Margaret had flushed lightly at his mention of her beauty, but she ought to become used to it. If she did assent to become John's wife, he intended to remind her of his esteem for her attributes as often as possible. He was not known for being loquacious, but he would learn if it would ensure she was always sure of his feelings.

"I would not seek to curtail your freedoms," he continued, "within reason. As my wife, you would need to be seen as standing beside me when it came to matters of business, rather than against me." Her mouth pressed into a firm line of discontent and he hurried to reassure her. "But you would be mistress of Marlborough Mills, and I would be willing to listen to your thoughts on such matters. You have a keen interest, and I would not dismiss that out of hand. Rather, we could find common ground, as you once hoped I would do with my workers. So you see, marriage would not be a prison or a cage for you."

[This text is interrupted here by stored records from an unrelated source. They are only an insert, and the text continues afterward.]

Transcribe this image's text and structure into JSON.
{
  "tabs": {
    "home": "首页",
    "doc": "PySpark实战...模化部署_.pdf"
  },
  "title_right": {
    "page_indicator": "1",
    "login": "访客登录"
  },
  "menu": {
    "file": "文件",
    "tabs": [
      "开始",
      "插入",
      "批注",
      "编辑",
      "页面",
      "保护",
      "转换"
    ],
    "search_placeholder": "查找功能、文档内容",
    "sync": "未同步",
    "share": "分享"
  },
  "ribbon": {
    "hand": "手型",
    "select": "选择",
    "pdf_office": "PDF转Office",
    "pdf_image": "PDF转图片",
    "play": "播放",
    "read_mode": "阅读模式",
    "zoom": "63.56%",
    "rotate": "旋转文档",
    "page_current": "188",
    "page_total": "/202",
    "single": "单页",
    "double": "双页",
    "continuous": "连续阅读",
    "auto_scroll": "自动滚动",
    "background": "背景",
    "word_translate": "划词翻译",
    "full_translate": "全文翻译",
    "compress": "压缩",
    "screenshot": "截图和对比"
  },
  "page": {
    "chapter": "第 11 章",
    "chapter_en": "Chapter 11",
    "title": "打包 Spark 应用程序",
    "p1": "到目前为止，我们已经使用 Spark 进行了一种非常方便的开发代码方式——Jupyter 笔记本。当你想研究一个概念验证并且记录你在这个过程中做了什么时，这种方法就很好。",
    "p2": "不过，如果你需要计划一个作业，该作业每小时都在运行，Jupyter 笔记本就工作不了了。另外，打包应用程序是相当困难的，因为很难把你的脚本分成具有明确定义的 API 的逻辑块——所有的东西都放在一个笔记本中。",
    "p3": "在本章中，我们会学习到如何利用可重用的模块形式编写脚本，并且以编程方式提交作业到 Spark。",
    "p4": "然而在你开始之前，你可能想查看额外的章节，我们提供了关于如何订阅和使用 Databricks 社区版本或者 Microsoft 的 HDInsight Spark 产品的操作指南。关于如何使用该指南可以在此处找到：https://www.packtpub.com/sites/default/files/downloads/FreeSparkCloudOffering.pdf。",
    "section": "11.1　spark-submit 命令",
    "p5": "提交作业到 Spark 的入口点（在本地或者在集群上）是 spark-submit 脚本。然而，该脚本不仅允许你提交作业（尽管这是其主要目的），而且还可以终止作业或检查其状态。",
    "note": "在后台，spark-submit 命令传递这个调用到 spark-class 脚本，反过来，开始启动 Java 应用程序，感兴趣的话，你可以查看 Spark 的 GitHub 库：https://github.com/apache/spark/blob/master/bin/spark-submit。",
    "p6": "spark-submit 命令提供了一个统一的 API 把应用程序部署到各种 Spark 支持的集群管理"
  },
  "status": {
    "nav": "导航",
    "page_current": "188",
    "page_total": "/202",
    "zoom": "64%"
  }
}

"You have still not told me what benefit this might bring you. I may be inexperienced in matters of love, Mr Thornton, but it strikes me that unreturned affections can only breed misery."

"Not the kind of anguish which would arise were you married to someone else and miserable yourself. Or worse, gone from my life forever. I would rather have the opportunity to do whatever possible to prevent that kind of sorrow, on both our parts. I will not lie and say that marrying you would not bring me some measure of happiness. Of delight, even, though I have not sought to bind you to me out of selfishness, as I hope I have made clear."

Margaret swallowed when he had finished, and held his gaze.

"I am—I am honoured that you would consider making such a proposition. And yet I am not sure I could wilfully subject you to such a uneven relationship." She held up a hand to prevent his interruption. "However, I feel it only fair that I take the time to contemplate your offer in full, before making a decision."

"Yes. Of course." She was correct, it was fair, yet he wanted an answer from her immediately. Either she should dash his hopes for good—let him wash his hands of her once and for all—or give real life to the hope living in his chest. It did not seem fair, but at least she was considering him this time.

And he would not let go of her even if she did not give the answer he wanted once more. He knew he could not, even if he would relent to her decision in public. In private, in his heart and mind, within his soul, he would cling to his earnest adoration of her no matter what pain it caused him. He could do nothing else.

"I will not deliberate long," she vowed, as if sensing his desperation.

He did not speak again, though before he departed he reached out for her, lifting one hand from her lap and to his lips. The kiss he placed there was gentle. He was taking liberties to do even this much. Yet it was all he could offer in lieu of the courtship she deserved, the courtship he had twice failed to deliver.

Then he departed, to wait in agony for the blade to fall a second time.


Opinions vary on Mr Bell. I'm not overly fond of him, but then, I think I'm biased when it comes to Margaret's options.